From The Seattle Times
By Charlotte Ryan
Bloomberg
Airbus said its decades-old competition with Boeing is back on in earnest as the removal of coronavirus curbs revives international travel and unleashes a spate of jetliner order contests.
The European firm said Thursday that the traditionally fierce rivalry has resumed as Boeing emerges from a two-year slump triggered by the grounding of its best-selling 737 Max. At the same time, it signaled a new challenge with the launch of a freighter designed to erode the U.S. group’s lead in air cargo.
“We see our competitor very willing to win campaigns, to ramp up production again,” CEO Guillaume Faury told Bloomberg Television. “At Airbus we enjoy that competition and we always try to bring the right products and services to our customers.”
Airbus lifted its guidance for full-year earnings, cash flow and aircraft deliveries, a day after Boeing posted its first profit in almost two years. The figures confirm a strengthening aerospace recovery that’s set to gather further momentum with sales campaigns at Air France-KLM’s Dutch arm and U.K. discounter Jet2, both of them usually loyal Boeing customers.
The new freighter, a version of the A350 passenger jet, is expected to enter service in 2025, Faury said on a media call, after the board granted approval for the project. The plane will be based mostly on the largest -1000 variant, and will have a payload of more than 90 metric tons.
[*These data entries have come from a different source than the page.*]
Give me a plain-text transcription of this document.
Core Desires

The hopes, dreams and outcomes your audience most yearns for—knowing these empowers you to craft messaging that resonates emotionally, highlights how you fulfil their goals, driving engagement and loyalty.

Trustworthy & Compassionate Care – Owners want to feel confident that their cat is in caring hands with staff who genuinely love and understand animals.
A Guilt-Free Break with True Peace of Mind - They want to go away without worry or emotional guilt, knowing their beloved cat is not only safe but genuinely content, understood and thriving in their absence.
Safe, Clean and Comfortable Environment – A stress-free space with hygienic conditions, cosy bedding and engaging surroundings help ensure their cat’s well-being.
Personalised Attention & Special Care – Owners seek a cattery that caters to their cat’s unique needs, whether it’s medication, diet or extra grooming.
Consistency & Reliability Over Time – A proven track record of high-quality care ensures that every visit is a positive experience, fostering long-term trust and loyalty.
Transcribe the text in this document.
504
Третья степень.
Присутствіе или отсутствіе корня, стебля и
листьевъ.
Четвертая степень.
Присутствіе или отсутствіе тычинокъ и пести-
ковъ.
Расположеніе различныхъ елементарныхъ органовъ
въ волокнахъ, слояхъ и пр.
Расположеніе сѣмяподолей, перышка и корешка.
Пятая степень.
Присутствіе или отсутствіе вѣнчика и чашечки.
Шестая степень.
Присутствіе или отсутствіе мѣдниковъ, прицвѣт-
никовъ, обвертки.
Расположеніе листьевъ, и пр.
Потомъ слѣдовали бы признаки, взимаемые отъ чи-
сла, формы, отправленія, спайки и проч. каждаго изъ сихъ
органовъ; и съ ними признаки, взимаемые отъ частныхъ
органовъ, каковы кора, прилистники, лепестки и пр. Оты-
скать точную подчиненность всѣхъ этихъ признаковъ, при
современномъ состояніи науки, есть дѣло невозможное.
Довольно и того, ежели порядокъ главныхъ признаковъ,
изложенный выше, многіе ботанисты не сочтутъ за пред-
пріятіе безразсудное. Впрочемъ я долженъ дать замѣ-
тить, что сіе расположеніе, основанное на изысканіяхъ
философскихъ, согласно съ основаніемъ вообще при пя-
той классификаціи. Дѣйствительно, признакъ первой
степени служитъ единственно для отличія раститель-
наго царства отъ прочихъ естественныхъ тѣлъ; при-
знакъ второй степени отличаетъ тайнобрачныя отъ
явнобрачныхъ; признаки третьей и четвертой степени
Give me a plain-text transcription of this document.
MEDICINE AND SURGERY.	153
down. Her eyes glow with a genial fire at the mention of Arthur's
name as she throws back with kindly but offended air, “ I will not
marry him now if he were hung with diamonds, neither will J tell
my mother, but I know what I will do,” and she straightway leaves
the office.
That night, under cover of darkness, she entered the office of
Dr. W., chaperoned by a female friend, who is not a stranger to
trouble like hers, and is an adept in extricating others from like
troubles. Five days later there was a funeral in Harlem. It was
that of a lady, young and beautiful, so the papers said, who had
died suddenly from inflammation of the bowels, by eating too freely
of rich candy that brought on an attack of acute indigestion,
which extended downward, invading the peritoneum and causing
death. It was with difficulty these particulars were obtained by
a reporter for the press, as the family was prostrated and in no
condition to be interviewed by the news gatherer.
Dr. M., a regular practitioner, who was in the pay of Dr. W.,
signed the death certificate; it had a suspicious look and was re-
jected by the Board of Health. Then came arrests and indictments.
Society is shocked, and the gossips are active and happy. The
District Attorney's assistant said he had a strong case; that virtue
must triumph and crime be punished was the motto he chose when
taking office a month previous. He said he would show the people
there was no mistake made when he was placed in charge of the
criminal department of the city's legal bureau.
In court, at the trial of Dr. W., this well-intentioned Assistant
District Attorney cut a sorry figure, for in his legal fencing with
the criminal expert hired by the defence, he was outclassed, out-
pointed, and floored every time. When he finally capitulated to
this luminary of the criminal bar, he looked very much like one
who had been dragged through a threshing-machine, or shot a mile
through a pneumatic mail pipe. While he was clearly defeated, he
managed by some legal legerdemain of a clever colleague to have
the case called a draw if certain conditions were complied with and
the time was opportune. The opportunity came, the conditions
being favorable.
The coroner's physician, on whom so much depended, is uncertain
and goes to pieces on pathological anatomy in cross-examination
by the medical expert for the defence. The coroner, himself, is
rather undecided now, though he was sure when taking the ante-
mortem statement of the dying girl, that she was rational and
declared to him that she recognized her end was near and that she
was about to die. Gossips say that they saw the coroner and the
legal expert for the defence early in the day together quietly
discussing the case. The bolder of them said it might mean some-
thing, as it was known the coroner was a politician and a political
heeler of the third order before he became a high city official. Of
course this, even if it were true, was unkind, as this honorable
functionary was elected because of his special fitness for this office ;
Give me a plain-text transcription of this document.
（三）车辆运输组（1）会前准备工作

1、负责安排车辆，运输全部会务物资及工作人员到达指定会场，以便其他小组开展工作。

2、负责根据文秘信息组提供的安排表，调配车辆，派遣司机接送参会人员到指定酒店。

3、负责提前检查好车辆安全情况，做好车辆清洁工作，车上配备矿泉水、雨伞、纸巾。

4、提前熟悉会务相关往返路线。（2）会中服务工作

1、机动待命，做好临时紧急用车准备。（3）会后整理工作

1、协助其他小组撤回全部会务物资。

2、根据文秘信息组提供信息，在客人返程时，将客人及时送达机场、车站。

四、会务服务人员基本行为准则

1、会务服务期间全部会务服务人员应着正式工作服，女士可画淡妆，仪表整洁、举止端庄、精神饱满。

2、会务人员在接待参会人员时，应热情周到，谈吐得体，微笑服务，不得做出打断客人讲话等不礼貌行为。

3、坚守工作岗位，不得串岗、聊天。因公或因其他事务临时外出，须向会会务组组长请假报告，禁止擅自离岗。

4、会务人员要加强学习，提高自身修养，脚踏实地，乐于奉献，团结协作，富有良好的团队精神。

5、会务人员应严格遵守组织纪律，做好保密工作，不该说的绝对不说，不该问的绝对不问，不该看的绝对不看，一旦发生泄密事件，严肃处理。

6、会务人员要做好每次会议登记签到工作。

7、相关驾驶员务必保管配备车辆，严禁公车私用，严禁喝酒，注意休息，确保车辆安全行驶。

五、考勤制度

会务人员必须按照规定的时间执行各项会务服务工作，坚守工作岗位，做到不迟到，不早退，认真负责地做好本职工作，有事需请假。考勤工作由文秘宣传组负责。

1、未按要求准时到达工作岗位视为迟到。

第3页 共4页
The company gets “closer every day” to lining up launch customers, the CEO said. Boeing is meanwhile also eyeing a freighter launch, with CEO Dave Calhoun saying Wednesday his company hopes to launch a cargo version of the coming 777X “in the relatively near term.”
The improving outlook comes amid a travel reopening that’s gathering pace in some key markets.
Domestic Chinese and U.S. demand has led the comeback, the European Union has removed barriers to internal flights, and the U.K. this week announced that it will allow American and EU visitors who have been fully vaccinated to enter without self-isolating.
While other holdouts including Canada and Singapore are easing restrictions, long-distance routes that join continents are still restricted, holding back demand for bigger, more expensive wide-body aircraft.
Airbus expects to hand over 600 jets this year, up from as few as 566, helping to lift adjusted operating profit to 4 billion euros ($4.7 billion) — double the previous target — and generating 2.7 billion euros in free cash flow.
Boeing is also emerging strongly from the pandemic after it beat earnings and cash-burn estimates and Calhoun halted job cuts well short of the 20% originally planned.
Airbus announced a deal from German airline Condor for seven A330neos while detailing first-half earnings that beat estimates. Boeing last month scooped the lion’s share of a mammoth 270-jet order from United Airlines.
The KLM requirement for 160 aircraft will be a key battleground since sister carrier Air France is one of Airbus’s biggest customers.
Faury said Thursday that the company is having “very dynamic discussions” on potential orders and sees activity picking up toward the end of the year.
Still, both plane-makers will be dependent on key equipment manufacturers keeping pace with ramp-up plans, which at Airbus could reach 64 narrow-body jets a month by early 2023 and 75 by 2025.
Engine-maker Safran said Wednesday it expects a “small step up” in deliveries this year and questioned whether demand will support build rates above 60 a month.